Monday, June 28, 2010

dad memories

One story that keeps coming to mind is from his wake. Of course since it was January in Chicago, the weather was biblical: frigid with snow freezing on the roads. Treacherous. The fence-sitters and the unsteady stayed home—this was a crowd of true dad believers, including California cousins getting a rare drive in icy snow.

Standing in the receiving line, I shook hand after hand. “and how did you know my father?”

I worked for him.

when?

15 years ago.

Excuse me, 15 years ago? And you came out tonite?

I couldn’t not come.

I had to think, were there any bosses I would show up for? Not really.

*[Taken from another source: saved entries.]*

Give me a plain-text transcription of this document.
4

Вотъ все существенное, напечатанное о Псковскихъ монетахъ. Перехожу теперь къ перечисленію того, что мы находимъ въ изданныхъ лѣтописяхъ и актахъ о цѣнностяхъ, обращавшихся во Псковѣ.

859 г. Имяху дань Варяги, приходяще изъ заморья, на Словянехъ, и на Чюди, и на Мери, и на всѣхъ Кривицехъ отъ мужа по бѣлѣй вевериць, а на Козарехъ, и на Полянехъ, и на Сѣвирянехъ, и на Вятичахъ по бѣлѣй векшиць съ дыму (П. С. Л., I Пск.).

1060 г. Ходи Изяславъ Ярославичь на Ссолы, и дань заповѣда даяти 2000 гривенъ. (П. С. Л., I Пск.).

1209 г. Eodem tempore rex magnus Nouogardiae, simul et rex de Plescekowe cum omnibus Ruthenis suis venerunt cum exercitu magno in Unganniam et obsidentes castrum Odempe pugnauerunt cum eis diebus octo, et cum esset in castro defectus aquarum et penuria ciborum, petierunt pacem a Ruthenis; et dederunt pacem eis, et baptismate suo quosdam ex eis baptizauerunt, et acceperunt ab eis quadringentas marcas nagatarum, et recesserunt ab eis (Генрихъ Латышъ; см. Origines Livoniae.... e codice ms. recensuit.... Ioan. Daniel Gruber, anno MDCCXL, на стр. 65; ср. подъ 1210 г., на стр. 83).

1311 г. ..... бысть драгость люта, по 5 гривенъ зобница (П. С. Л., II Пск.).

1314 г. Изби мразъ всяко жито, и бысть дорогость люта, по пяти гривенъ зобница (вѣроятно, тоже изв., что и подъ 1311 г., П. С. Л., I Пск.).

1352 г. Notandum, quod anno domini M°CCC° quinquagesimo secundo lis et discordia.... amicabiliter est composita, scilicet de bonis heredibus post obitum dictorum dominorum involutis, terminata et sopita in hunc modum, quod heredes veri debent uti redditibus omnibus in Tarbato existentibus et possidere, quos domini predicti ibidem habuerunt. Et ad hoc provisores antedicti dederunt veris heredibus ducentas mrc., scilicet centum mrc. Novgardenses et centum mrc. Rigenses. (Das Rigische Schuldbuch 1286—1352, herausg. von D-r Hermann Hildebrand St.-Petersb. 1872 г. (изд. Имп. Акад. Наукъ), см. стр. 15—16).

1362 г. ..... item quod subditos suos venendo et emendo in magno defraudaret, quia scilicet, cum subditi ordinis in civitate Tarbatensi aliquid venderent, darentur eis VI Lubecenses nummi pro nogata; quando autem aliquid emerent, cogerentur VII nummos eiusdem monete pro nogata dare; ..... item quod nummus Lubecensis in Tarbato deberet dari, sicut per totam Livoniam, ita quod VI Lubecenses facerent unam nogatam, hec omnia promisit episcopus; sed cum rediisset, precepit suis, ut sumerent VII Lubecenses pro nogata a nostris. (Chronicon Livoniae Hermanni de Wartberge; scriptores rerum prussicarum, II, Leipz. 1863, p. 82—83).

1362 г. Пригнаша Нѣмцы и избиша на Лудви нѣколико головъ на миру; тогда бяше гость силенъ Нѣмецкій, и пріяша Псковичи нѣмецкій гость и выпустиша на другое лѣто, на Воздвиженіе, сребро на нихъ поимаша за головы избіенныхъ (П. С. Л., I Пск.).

Dad’s wake was an awakening for me. From the time when I was 9 and fighting with my girlfriends when he told me something that had happened to he and my mom, a true story, and how they got through it, I always knew my dad was special. The wake and funeral showed me how many other people he touched. I was almost jealous. Especially right after he died, when I felt like a raw wound.

It’s been 12 years since he died.

When I think of him now, it’s more positive than sad. I have such fond memories. My dad had huge hands. They weren’t long, but wide, like a catcher’s mitt, and warm. The absolute best way to be woken up was by his big warm paw of a hand gently cradling my head. It was like being slowly, gently pulled from sleep.